Credit Suisse: Erst wenn die letzte Bank gefallen ist, werden wir merken, dass man Geld nicht essen kann…

“13 Prozent der gesamten Wertschöpfung in der Stadt Zürich”, schreibt die “NZZ am 27. März 2023, “gehen auf die Banken zurück.” Auch die meisten Ökonomen, Politikerinnen und Bankenfachleute betonen bei jeder Gelegenheit die volkswirtschaftliche Bedeutung der Banken und rechtfertigen damit auch noch so massive staatliche Unterstützung, wenn einer dieser “systemrelevanten” Grundpfeiler ins Wanken gerät.

Doch eigentlich handelt es sich bei alledem um einen gigantischen Trugschluss. Volkswirtschaftliche Wertschöpfung erfolgt nämlich nicht durch die Banken, sondern durch die reale Wirtschaft, durch die Fabriken, durch die Landwirtschaftsproduktion, durch die arbeitenden Menschen auf den Baustellen, in der Gastronomie und in den Spitälern.

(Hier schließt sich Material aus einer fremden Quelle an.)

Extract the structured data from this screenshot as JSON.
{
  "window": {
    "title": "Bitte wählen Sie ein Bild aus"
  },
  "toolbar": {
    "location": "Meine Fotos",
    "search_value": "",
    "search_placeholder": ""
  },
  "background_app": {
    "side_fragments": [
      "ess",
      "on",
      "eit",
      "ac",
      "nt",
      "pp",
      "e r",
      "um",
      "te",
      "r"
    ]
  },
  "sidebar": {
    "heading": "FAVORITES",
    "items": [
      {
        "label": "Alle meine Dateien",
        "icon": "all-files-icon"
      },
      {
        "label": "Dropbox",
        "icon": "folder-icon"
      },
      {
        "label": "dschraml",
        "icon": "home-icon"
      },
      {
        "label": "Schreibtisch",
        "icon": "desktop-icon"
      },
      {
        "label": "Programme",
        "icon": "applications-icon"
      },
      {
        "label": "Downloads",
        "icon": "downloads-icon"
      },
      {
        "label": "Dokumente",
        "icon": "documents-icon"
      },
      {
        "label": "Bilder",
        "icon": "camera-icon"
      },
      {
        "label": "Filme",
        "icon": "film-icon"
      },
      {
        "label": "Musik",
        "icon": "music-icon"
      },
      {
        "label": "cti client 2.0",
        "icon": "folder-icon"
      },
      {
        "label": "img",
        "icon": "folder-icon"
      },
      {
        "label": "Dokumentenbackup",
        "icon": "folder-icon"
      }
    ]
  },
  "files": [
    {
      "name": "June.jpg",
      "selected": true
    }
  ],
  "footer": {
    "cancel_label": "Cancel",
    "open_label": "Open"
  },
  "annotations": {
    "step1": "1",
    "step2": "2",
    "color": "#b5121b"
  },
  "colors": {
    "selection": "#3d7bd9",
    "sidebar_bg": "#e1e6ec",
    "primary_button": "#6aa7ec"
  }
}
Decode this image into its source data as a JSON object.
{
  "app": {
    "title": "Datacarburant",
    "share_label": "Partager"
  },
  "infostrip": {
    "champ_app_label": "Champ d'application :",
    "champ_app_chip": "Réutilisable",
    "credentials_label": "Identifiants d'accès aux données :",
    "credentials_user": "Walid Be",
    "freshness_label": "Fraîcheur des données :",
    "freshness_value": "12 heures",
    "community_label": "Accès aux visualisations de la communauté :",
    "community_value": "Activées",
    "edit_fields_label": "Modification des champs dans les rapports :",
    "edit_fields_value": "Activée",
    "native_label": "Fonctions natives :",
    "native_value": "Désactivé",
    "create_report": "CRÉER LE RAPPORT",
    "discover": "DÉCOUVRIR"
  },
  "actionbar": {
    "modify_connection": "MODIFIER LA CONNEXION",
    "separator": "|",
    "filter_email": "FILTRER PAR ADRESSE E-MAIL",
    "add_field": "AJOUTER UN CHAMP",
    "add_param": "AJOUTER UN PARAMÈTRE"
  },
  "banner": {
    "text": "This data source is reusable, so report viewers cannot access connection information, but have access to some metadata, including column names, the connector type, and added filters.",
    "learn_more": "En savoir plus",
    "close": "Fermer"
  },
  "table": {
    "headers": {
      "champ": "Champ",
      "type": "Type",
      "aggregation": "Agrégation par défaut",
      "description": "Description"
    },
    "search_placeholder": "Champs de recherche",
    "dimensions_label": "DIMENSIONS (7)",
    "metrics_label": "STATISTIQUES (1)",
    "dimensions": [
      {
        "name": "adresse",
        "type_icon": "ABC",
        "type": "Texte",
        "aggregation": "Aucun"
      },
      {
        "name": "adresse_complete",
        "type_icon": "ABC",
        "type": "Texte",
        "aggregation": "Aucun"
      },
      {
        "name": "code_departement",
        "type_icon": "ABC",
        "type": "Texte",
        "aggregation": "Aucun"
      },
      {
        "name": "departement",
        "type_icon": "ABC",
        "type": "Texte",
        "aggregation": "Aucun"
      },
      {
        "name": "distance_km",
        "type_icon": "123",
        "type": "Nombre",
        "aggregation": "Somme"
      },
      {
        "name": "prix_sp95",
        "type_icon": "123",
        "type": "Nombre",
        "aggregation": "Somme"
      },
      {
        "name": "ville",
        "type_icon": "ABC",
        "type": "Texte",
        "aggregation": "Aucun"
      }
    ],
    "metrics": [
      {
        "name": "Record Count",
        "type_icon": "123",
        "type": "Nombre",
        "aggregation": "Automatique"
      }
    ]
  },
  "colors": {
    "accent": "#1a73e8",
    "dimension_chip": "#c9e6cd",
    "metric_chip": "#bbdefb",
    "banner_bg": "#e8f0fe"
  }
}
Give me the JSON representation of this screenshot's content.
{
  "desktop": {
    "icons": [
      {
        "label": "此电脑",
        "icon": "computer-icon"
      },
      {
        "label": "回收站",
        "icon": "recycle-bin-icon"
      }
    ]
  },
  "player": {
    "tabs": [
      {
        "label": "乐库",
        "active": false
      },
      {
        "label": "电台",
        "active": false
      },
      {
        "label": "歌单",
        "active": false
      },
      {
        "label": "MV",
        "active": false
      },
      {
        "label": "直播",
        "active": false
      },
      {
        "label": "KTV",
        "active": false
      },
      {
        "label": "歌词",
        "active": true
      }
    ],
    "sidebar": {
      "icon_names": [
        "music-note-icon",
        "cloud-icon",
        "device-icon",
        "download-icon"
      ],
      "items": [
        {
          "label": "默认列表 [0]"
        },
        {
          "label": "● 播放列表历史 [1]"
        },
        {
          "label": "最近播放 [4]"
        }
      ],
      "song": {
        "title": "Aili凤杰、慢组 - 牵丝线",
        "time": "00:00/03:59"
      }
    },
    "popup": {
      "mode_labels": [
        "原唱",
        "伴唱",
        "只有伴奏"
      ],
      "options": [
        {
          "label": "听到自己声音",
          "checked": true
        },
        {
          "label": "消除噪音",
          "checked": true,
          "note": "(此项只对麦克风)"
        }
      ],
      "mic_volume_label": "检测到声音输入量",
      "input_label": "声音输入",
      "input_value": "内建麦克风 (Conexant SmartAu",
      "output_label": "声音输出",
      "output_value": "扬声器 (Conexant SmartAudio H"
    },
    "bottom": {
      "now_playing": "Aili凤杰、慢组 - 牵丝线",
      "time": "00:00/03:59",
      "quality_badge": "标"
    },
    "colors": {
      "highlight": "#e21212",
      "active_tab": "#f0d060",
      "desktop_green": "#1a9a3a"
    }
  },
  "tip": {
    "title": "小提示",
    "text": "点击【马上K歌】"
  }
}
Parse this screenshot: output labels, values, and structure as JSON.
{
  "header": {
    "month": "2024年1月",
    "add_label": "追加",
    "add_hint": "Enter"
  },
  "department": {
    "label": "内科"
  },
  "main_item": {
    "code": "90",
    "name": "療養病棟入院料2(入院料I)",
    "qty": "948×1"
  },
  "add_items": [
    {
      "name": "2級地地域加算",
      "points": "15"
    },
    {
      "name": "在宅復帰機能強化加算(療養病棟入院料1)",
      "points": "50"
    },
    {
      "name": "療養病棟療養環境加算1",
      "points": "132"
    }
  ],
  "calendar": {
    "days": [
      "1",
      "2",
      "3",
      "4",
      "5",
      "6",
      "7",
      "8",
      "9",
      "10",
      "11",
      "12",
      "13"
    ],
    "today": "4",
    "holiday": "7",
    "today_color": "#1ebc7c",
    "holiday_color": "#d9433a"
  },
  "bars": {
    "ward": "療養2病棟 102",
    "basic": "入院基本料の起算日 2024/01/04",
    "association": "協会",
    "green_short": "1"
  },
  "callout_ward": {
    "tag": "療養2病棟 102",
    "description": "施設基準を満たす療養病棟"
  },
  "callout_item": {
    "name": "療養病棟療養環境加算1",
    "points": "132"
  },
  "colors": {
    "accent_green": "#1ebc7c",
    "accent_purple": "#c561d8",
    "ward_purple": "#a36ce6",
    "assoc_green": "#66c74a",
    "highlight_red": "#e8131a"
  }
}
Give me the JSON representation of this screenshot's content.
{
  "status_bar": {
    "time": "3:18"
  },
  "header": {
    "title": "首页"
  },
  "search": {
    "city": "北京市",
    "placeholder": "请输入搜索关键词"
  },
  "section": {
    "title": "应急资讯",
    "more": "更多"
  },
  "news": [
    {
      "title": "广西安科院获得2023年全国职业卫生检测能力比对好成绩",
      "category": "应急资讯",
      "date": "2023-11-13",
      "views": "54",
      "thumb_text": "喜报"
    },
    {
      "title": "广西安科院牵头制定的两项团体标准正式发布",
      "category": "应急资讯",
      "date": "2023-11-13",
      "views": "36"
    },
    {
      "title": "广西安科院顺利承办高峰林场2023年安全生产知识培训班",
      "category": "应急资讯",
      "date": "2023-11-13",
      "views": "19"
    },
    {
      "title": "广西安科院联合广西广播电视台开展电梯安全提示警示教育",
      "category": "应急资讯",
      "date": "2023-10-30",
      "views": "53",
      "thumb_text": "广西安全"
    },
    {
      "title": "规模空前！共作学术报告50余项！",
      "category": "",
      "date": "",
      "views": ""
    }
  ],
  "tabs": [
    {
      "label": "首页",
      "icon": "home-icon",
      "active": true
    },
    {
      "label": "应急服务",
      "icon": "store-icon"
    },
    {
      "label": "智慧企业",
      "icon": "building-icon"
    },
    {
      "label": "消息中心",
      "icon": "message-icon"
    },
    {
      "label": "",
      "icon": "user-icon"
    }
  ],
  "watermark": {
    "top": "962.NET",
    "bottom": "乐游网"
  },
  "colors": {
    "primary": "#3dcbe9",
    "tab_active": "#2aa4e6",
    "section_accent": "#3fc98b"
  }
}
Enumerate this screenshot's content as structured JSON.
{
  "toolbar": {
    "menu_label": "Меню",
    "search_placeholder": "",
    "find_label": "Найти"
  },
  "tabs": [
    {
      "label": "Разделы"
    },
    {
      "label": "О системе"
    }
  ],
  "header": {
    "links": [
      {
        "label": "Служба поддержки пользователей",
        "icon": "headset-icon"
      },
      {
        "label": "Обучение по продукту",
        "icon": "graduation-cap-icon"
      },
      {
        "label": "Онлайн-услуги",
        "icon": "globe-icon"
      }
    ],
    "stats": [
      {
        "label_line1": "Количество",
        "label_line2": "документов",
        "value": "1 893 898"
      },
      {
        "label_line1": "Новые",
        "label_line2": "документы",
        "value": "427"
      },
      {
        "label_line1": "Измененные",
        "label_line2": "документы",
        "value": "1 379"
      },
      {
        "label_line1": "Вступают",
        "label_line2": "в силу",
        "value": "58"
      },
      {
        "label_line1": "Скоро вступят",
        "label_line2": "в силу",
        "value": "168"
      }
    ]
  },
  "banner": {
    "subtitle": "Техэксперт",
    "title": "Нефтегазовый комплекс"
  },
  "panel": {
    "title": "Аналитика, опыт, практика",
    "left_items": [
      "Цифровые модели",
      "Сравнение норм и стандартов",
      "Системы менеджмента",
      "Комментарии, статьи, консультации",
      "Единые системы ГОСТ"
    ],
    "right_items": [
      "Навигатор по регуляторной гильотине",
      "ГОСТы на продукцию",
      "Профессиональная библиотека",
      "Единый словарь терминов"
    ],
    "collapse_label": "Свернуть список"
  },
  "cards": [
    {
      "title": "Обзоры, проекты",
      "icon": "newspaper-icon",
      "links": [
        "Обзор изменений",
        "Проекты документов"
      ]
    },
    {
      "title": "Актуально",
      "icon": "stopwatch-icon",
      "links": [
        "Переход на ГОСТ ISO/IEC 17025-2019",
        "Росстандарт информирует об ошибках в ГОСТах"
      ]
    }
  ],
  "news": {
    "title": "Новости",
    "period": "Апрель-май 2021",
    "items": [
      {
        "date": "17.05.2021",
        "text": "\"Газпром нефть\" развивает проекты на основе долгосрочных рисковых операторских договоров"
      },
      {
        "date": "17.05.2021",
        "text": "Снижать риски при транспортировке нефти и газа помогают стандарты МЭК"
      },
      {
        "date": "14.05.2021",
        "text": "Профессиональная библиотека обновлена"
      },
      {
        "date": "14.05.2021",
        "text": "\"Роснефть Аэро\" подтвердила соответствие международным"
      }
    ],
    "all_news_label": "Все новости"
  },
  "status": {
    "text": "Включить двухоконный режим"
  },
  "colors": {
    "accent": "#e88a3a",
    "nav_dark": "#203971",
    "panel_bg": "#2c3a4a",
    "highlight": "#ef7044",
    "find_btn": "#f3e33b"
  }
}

Die “Leistung” der Banken besteht einzig und allein darin, das in der Realwirtschaft erarbeitete Geld zu horten, hin- und herzuschieben, es möglichst gewinnbringend anzulegen und es, auf was für verschlungenen und geheimnisvollen Wegen auch immer, unermesslich in die Höhe wachsen zu lassen.

“Was ist schon der Einbruch in eine Bank gegen die Gründung einer Bank”, sagte Bertolt Brecht. Wie recht er hatte! Auf der einen Seite fliesst hart erarbeitetes Geld aus der Realwirtschaft in die Banken, auf der anderen Seite fliessen Millionengewinne für Aktionärinnen und Aktionäre, Boni und astronomische Gehälter für die Manager sowie exorbitante Unternehmensgewinne heraus – kann man das anders bezeichnen denn als Diebstahl am Volksvermögen? Dass am Ende, wenn eine Bank trotz allem in eine Krise schlittert, wiederum öffentliches Geld herhalten muss, um die Bank zu “retten”, ist nichts anderes als doppelter und dreifacher Raub am Volksgut.

Dass diesem ganzen Unwesen nicht schon längst ein Ende bereitet worden ist, hat wohl damit zu tun, dass das Bankenwesen – und der Kapitalismus ganz generell – so etwas geworden ist wie eine neue Religion. Nicht von ungefähr gleichen viele Banken, selbst in kleineren Siedlungen, griechischen Tempeln und die schwindelerregende Höhe ihrer Verwaltungsgebäude erinnert an mittelalterliche Kathedralen. Nur scheinbar haben wir das Zeitalter monotheistischer Religionen, die das Schalten und Walten eines übermächtigen Gottes über die individuelle Freiheit und Persönlichkeitsentfaltung gestellt hatten, überwunden. Ganz leise und unbemerkt hat sich eine neue Religion unserer Seelen bemächtigt: die Religion der Profitgier, die Religion der Gewinnmaximierung, die Religion der Rendite, die Religion des Geldes, die Religion des Kapitalismus.

Und wie es so ist mit Religionen: Niemand versteht so richtig die Zusammenhänge, alle verstecken sich gegenseitig hintereinander, selbst die besten “Spezialistinnen” und “Spezialisten” können nicht mehr erklären, wie und weshalb alles so und nicht anders funktioniert in diesem tödlichen Spiel, bei dem immer grössere Mengen an Geld, die mit der Realwirtschaft nicht mehr das Geringste zu tun haben, in immer schnellerem Tempo um den Erdball sausen. Ein System, das längst alle Vernunft verloren hat. Aber weil alle daran glauben, wird es weiterhin, auch wenn seine Mängel immer offensichtlicher zutage treten, ebenso ehrfürchtig vergöttert wie einst der Himmelvater Zeus oder die heiligen Schriften der christlichen Glaubenslehre.

Möglicherweise ist der Zerfall der Credit Suisse nur ein erster Vorbote einer noch viel grösseren Krise, die auf uns zukommen könnte. Spätestens dann werden wir uns wohl an jene Weissagung der nordamerikanischen Creek erinnern, ausgesprochen vor über tausend Jahren, oft belächelt und viel zu wenig ernst genommen, aber in diesen Tagen aktueller denn je: “Erst wenn der letzte Baum gerodet, der letzte Fluss vergiftet, der letzte Fisch gefangen ist, werdet ihr merken, dass man Geld nicht essen kann.”